А вот здесь, читай, речь уже идет о генерале Дугласе. Писатель вспоминает о записной книжке летчика, которую тот носил в верхнем кармане простой полосатой тужурки. В записной книжке Дуглас вел учет своим прибылям и убыткам. «Баланс получается более чем активный и даже поразительный, — записывает в своем дневнике писатель. — Знаменитая эскадрилья Рихтгофена сбила за полтора года первой мировой войны сто сорок самолетов».

— Рихтгофен — красный или белый? — спросил внук.

— Летчик германской армии еще в ту войну. Кольцов, вернее сам Смушкевич, заметил, что Рихтгофен и еще пять лучших истребителей сбили сто двадцать самолетов. Остальные летчики эскадрильи всего двадцать. За полтора года не так уж и много. Республиканские летчики Испании сбили за два месяца в одном только мадридском секторе семьдесят германских и итальянских аппаратов (а уничтожить современный скоростной истребитель — это не то, что сбить «летающий гроб» образца 1916 года). В революционной Испании не было ни одного пилота, у которого налет превышал бы сорок часов на одну сбитую машину противника. У лучших бойцов приходилось по семи часов.

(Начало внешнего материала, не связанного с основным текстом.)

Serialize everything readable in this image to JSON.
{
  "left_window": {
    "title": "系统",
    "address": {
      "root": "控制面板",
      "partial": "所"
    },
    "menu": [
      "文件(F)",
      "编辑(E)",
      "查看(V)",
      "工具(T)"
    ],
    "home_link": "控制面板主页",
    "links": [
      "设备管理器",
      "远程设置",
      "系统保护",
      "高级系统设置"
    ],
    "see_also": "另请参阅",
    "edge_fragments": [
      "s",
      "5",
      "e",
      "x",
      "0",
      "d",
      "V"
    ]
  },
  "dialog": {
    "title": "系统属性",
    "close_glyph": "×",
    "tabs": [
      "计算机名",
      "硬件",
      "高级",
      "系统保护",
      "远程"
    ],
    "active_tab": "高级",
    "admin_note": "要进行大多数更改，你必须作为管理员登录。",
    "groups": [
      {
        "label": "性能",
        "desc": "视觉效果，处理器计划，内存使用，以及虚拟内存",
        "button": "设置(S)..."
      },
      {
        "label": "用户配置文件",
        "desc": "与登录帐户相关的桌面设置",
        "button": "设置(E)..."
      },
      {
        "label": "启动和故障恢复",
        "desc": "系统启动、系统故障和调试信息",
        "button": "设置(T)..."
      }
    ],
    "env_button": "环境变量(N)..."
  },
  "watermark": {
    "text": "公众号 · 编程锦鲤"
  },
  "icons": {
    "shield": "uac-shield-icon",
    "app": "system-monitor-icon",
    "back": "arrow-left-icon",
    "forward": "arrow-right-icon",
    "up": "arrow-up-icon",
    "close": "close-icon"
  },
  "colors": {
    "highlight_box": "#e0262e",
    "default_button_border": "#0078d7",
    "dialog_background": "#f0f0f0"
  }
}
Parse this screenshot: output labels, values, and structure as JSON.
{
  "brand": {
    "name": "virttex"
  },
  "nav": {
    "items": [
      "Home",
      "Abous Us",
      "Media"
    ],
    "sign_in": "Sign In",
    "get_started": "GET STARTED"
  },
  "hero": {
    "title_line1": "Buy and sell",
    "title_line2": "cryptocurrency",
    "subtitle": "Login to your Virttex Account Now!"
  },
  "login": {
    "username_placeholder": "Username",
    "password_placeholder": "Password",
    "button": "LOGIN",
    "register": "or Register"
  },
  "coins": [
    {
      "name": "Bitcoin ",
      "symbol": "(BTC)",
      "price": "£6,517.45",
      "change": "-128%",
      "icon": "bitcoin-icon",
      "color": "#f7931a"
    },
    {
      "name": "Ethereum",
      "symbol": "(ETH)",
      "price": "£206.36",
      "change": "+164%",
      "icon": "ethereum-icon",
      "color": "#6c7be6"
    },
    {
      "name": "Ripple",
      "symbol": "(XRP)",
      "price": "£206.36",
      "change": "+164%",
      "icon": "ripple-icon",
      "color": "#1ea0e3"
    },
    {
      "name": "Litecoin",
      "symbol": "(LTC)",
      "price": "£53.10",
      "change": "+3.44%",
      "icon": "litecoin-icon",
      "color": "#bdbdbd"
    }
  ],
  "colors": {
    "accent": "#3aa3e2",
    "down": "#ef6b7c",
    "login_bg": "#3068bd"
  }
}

Павел Петрович, оторвав взгляд от книги, увидел скучающее лицо внука. Подсчеты, сделанные в записной книжке генерала Дугласа, не заинтересовали мальчишку. Старый журналист перелистал несколько страниц книги Михаила Кольцова. Наконец нашел нужный эпизод, спросил Германа:

— Возле какого города встретил писатель генерала Дугласа?

— Наверное, возле Мадрида, — неуверенно ответил мальчик.

— Точно, под Мадридом в эскадрилье, которой командовал прославленный ас Испании лейтенант Паланкар. Михаил Кольцов заинтересовался асом, задавал Паланкару множество вопросов. Особенно его занимал наделавший много шума прыжок лейтенанта с парашютом на один из мадридских бульваров. Прочтем это место:

«Лейтенант Паланкар — молодой, плотный, с озорными глазами, отвечает тихо, с лукавинкой:

— Как хотите, так и считайте. Конечно, с меня причитается разбитая машина. И я за нее отвечаю. И я ведь, по правде говоря, сам колебался: прыгать ли. Для хорошего бойца чести мало, если выпрыгнешь из самолета, пока его можно хоть как-нибудь использовать. Это вот у итальянцев, у „фиатов“ такая манера: только к их куче подойдешь, только обстреляешь — и уже хаос, дым, сплошные парашюты.

А тут была большая драка, и мне перебили тросы. Машина совсем потеряла управление. Я все-таки пробовал ее спасти. Даже на двухстапятидесяти метрах привстал, отвалился влево и старался как-нибудь держаться на боку. Но ничего не вышло. Тогда, метрах на восьмидесяти, решил бросить самолет. Если, думаю, буду жить, рассчитаюсь…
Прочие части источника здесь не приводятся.